`FileStorage` closed unexpectedly when using `copy_current_request_context`
jimdigriz opened this issue · 1 comments
Whilst using boto3 for some S3 work in Flask, I needed to register an event hook which led to me discovering that request.files[...]
get closed before the request is completely handled.
I found what looks like one of the events runs in a different thread so I wrapped the hook with copy_current_request_context
which worked, but then found that by doing this, after calling object.load()
(triggering the hooks) that request.files[...]
is closed prematurely.
After some digging I found pallets/werkzeug#1685 which I guess meant that some how the file streams loose context whilst bouncing through the thread and into another context (the copy of the original request context). I know that reported issue is for the main request.stream
, but this affects the FileStorage
streams under request.files
.
To reproduce it here is the minimal code I managed to get this occurring with; only difference between test_work
and test_bust
is the use of session.events.register(...)
.
import boto3
from flask import Flask, abort, copy_current_request_context, request
app = Flask(__name__)
def _test(params, **kwargs):
pass
@app.route('/work', methods=['GET', 'POST'])
def test_work():
if 'test' not in request.files:
abort(400)
file = request.files['test']
session = boto3.session.Session()
s3 = session.resource('s3')
object = s3.Object('test', 'test')
try:
object.load()
except:
pass
return { 'closed': request.stream.closed, 'file': file.closed }
@app.route('/bust', methods=['GET', 'POST'])
def test_bust():
if 'test' not in request.files:
abort(400)
file = request.files['test']
session = boto3.session.Session()
session.events.register('provide-client-params.s3', copy_current_request_context(_test))

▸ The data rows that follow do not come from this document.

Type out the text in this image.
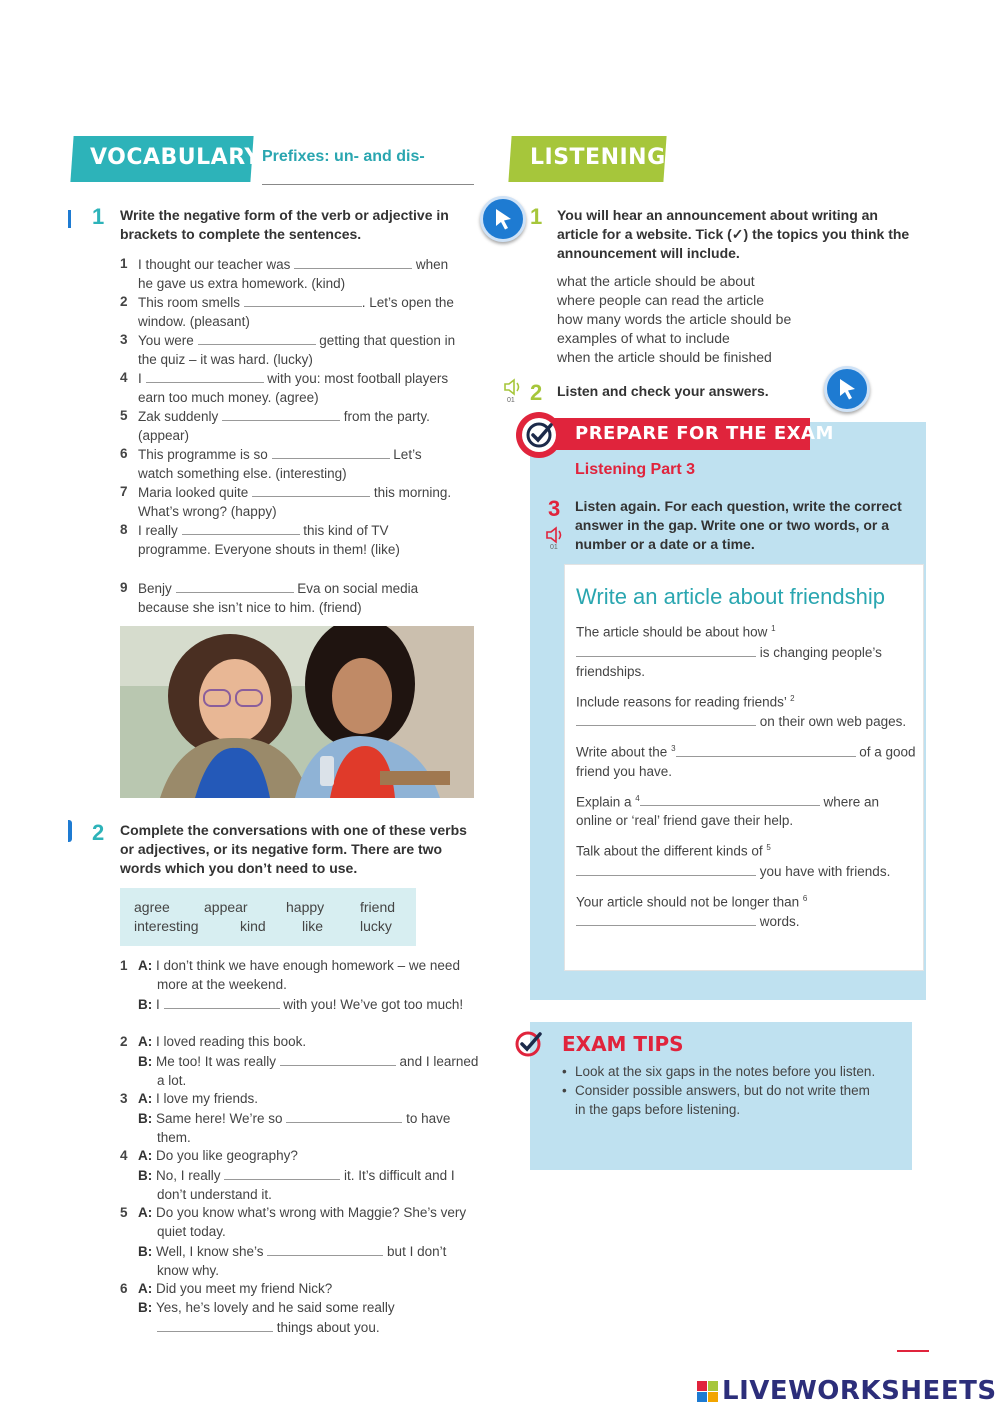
VOCABULARY Prefixes: un- and dis-
1 Write the negative form of the verb or adjective in brackets to complete the sentences.
1 I thought our teacher was	when he gave us extra homework. (kind)
2 This room smells	. Let’s open the window. (pleasant)
3 You were	getting that question in the quiz – it was hard. (lucky)
4 I	with you: most football players earn too much money. (agree)
5 Zak suddenly	from the party. (appear)
6 This programme is so	Let’s watch something else. (interesting)
7 Maria looked quite	this morning. What’s wrong? (happy)
8 I really	this kind of TV programme. Everyone shouts in them! (like)
9 Benjy	Eva on social media because she isn’t nice to him. (friend)
2 Complete the conversations with one of these verbs or adjectives, or its negative form. There are two words which you don’t need to use.
agree appear	happy	friend
interesting	kind	like	lucky
1 A: I don’t think we have enough homework – we need more at the weekend.
B: I	with you! We’ve got too much!
2 A: I loved reading this book.
B: Me too! It was really	and I learned a lot.
3 A: I love my friends.
B: Same here! We’re so	to have them.
4 A: Do you like geography?
B: No, I really	it. It’s difficult and I don’t understand it.
5 A: Do you know what’s wrong with Maggie? She’s very quiet today.
B: Well, I know she’s	but I don’t know why.
6 A: Did you meet my friend Nick?
B: Yes, he’s lovely and he said some really  things about you.
LISTENING
1 You will hear an announcement about writing an article for a website. Tick (✓) the topics you think the announcement will include.
what the article should be about
where people can read the article
how many words the article should be
examples of what to include
when the article should be finished
01 2 Listen and check your answers.
PREPARE FOR THE EXAM
Listening Part 3
3
01
Listen again. For each question, write the correct answer in the gap. Write one or two words, or a number or a date or a time.
Write an article about friendship

The article should be about how $^1$ is changing people’s friendships.

Include reasons for reading friends’ $^2$ on their own web pages.

Write about the $^3$	of a good friend you have.

Explain a $^4$	where an online or ‘real’ friend gave their help.

Talk about the different kinds of $^5$ you have with friends.

Your article should not be longer than $^6$ words.

EXAM TIPS
• Look at the six gaps in the notes before you listen.
• Consider possible answers, but do not write them in the gaps before listening.
LIVEWORKSHEETS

s3 = session.resource('s3')
object = s3.Object('test', 'test')
try:
object.load()
except:
pass
return { 'closed': request.stream.closed, 'file': file.closed }
Spin up a local S3 endpoint, though running one means you are not waiting 10 seconds for the retry logic in boto3 to give up:
docker run -it --rm -p 9000:9000 -p 9001:9001 quay.io/minio/minio server --console-address :9001 /data
Run with:
env AWS_ACCESS_KEY_ID=minioadmin AWS_SECRET_ACCESS_KEY=minioadmin AWS_ENDPOINT_URL=http://localhost:9000 ./.venv/bin/flask --app test run
Test with:
$ echo hello world > test.txt
$ curl -sS --fail-with-body -D /dev/stderr -F 'test=@test.txt' http://localhost:5000/work
HTTP/1.1 200 OK
Server: Werkzeug/3.0.1 Python/3.11.2
Date: Mon, 29 Jan 2024 10:01:58 GMT
Content-Type: application/json
Content-Length: 30
Connection: close
{"closed":false,"file":false}
And test the failure (where file
gets closed) with:
alex@hanzawa:~/src/kx/downloads$ curl -sS --fail-with-body -D /dev/stderr -F 'test=@test.txt' http://localhost:5000/bust
HTTP/1.1 200 OK
Server: Werkzeug/3.0.1 Python/3.11.2
Date: Mon, 29 Jan 2024 10:02:42 GMT
Content-Type: application/json
Content-Length: 29
Connection: close
{"closed":false,"file":true}
My expectation is that file
remains open until I return my response from test_bust
.
My use case is I need to pass FileStorage
to an S3 upload request, so obviously with the file handle closed, that makes it somewhat difficult :)
I worked around the problem by using functools.partial
and just shimming over what I needed instead of using request
, but reporting this in case it is considered a bug or at least so others can find this and prevent themselves losing hours of their lives trying to figure out what is happening.
My environment is:
- Python version: 3.11.2
- Flask version: 3.0.1
- Boto3 version: 1.34.29
It's not possible to copy the stream (and thus the files) from the initial request to the copied request. It's not possible to copy open file-like objects in general. What copy_current_request_context
copies is the context, not the request the context refers to. So both context still refer to the same data. Once the view or other function ends (whichever first), the context is popped which triggers cleaning up the request it's associated with. Therefore as said in the other issue you linked, you need to store file data first so that it is available separately from the request data.